Lo que más me impactó al entrar al cuarto fue que no había rastro de Knoxville. Si Abuelo sinvergüenza no obtiene una nominación al Oscar por mejor maquillaje, entonces es obvio que eso fue porque odiaron la cinta. Y los entiendo, pero nunca había visto de cerca una caracterización tan brutalmente realista. Claro que la gente cree que es un octogenario perverso y rabo verde.

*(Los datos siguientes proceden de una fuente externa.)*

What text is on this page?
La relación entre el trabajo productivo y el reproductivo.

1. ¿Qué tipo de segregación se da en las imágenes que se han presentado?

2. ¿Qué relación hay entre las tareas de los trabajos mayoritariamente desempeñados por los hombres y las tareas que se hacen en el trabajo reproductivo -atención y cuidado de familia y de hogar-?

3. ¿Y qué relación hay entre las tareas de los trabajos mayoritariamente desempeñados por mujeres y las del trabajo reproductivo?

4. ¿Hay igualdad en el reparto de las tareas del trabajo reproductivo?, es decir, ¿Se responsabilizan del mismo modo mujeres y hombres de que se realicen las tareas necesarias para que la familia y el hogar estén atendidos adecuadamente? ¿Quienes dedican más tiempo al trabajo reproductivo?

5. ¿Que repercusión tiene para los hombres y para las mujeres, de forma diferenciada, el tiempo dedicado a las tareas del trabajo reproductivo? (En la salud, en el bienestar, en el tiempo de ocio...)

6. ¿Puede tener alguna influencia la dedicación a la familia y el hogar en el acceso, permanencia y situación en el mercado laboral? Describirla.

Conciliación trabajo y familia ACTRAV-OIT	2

La única forma de entrarle al tema era ponerme al tú por tú. Tratar de parecer igual de descarriada que él para sostener al menos una ligera sensación de compostura en esta imposiblemente divertida entrevista. No tengo la menor idea de si lo logré, pero algo me quedó muy claro: puede no gustarnos NADA el concepto de Jackass, pero el tipo está profundamente comprometido con lo que hace. Acabé llorando de la risa y con una entrevista que, aunque no del todo periodística, bastante más reveladora de lo que imaginé. Por ejemplo, por primera vez comprendí el éxito de este género que me hace retorcerme del nervio y el desagrado cada vez que lo veo. Y sé que habrá un público bastante importante en México también para cuando esto se estrene a finales de noviembre.

Las grandes divas

Si ha sido más que destacable ver cómo las notas musicales durante los últimos meses han tenido que ver con mujeres quienes en los años ochenta fueron las grandes diosas del escenario. ¿Y qué creen? Todavía lo son. Pareciera que los años de procesar las voces dio a luz a una generación de estrellitas pop que jamás podrán competir con voces del nivel de Lupita D’Alessio y Yuri (mi favorita). Claro, no todos los que algún día dominaron El Patio siguen a ese nivel, pero todos, desde Ariana hasta Lila Deneken siguen trabajando y trabajando porque siempre habrá un público que, más allá de los escándalos, apreciarán los grandes temas cantados de una manera majestuosa. ¿Se les ocurre alguien en el panorama actual (popular) que haga eso? ¿Belinda? Por favor. Natalia Lauforcade (harina de otro costal, muy buen costal, pero otro). Por algo seguimos regresando y regresando a esos temas y temperamentos con los cuales sufrimos y amamos por primera vez. Por eso funciona tan bien el musical Mentiras. Y por eso Yuri y Lupita, a pesar de lo que sea, siguen abarrotando el Auditorio Nacional.

¿En serio?

¿La defensa de Laura Bozzo es que todos los rescates y ayudas que ha dado están registradas por un notario? ¿Quién va por la vida haciendo el bien con un notario persiguiéndola?